Falling electricity demand and the impact on nuclear projects – An interesting article

Published by mzconsultng on

 Today, Bruce Power announced that reduced operations to cope with reduced demand is the new short term reality.  See the following quote from the article linked here:

“Bruce Power officials say running at reduced capacity is the new reality for the nuclear plant for the foreseeable future, despite getting the green light to return a reactor to service after a 22-day shutdown due to a provincewide slump in energy use.

“This will have an impact on us, on our machines, our people — this is an ongoing situation that we’re going to have to work through,” Steve Cannon, a Bruce Power spokesman, said yesterday.
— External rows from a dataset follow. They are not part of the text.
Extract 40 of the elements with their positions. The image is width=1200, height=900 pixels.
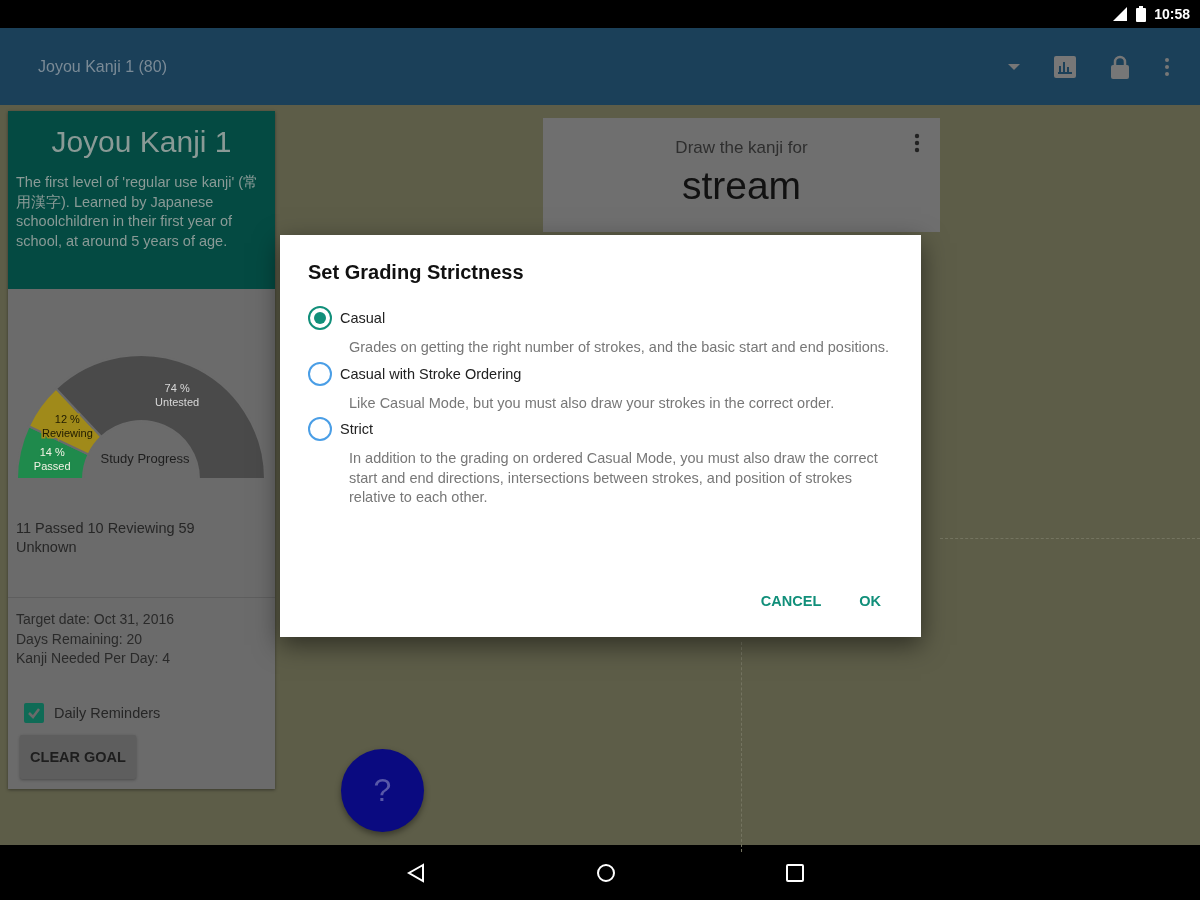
prompt-caption: Draw the kanji for bbox=[675, 138, 808, 158]
dialog-button[interactable]: CANCEL bbox=[748, 585, 834, 617]
chart-icon[interactable] bbox=[1054, 55, 1076, 78]
deck-title[interactable]: Joyou Kanji 1 (80) bbox=[38, 57, 167, 76]
prompt-word: stream bbox=[681, 164, 802, 208]
clock-time: 10:58 bbox=[1154, 6, 1190, 22]
radio-button[interactable] bbox=[308, 306, 332, 330]
dropdown-icon[interactable] bbox=[1008, 63, 1020, 70]
dialog-title: Set Grading Strictness bbox=[308, 261, 525, 284]
option-label[interactable]: Casual bbox=[340, 310, 386, 326]
goal-info: Target date: Oct 31, 2016 bbox=[16, 610, 175, 629]
checkbox[interactable] bbox=[24, 702, 44, 723]
chart-title: Study Progress bbox=[100, 451, 190, 466]
clear-goal-button[interactable]: CLEAR GOAL bbox=[20, 734, 136, 779]
option-description: Like Casual Mode, but you must also draw your strokes in the correct order. bbox=[349, 393, 836, 413]
option-label[interactable]: Casual with Stroke Ordering bbox=[340, 365, 522, 382]
slice-label: 14 % Passed bbox=[33, 446, 71, 473]
deck-heading: Joyou Kanji 1 bbox=[50, 125, 233, 159]
checkbox-label: Daily Reminders bbox=[54, 704, 161, 721]
more-icon[interactable] bbox=[1164, 56, 1170, 77]
goal-info: Kanji Needed Per Day: 4 bbox=[16, 649, 172, 668]
deck-description: The first level of 'regular use kanji' (常用漢字). Learned by Japanese schoolchildren in their first year of school, at around 5 years of age. bbox=[16, 173, 260, 251]
recents-icon[interactable] bbox=[786, 863, 804, 882]
radio-button[interactable] bbox=[308, 361, 332, 386]
progress-summary: 11 Passed 10 Reviewing 59 Unknown bbox=[15, 519, 196, 557]
option-description: Grades on getting the right number of strokes, and the basic start and end positions. bbox=[349, 338, 891, 357]
back-icon[interactable] bbox=[406, 862, 426, 883]
home-icon[interactable] bbox=[596, 862, 616, 883]
more-icon[interactable] bbox=[914, 133, 920, 153]
lock-icon[interactable] bbox=[1110, 54, 1130, 79]
slice-label: 12 % Reviewing bbox=[42, 412, 93, 439]
dialog-button[interactable]: OK bbox=[847, 585, 893, 617]
option-description: In addition to the grading on ordered Casual Mode, you must also draw the correct start and end directions, intersections between strokes, and position of strokes relative to each other. bbox=[349, 449, 879, 507]
goal-info: Days Remaining: 20 bbox=[16, 629, 144, 649]
radio-button[interactable] bbox=[308, 417, 332, 441]
signal-icon bbox=[1112, 6, 1129, 22]
battery-icon bbox=[1136, 6, 1147, 22]
option-label[interactable]: Strict bbox=[340, 421, 374, 437]
help-button[interactable]: ? bbox=[341, 749, 424, 832]
slice-label: 74 % Untested bbox=[155, 382, 200, 409]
“At the end of the year we are going to take stock of this year and determine exactly how big the impact has been on our business plan . . . when we compare it to what we expected the market to look like, what we expected our generation output to be and what we expected our revenues to be.””

Hard to imagine but true.  In the short term, demand in Ontario has fallen to the extent that baseload generation has been affected.  It will be interesting to see how long it takes to recover and the extent of the recovery in demand.  How much of the reduction is due to the economy and how much due to successful conservation?  And if the economy, is there permanent structural change?

Thought this was worth adding after last week’s entry.  Would really like to hear from others about what is going on in their jurisdictions.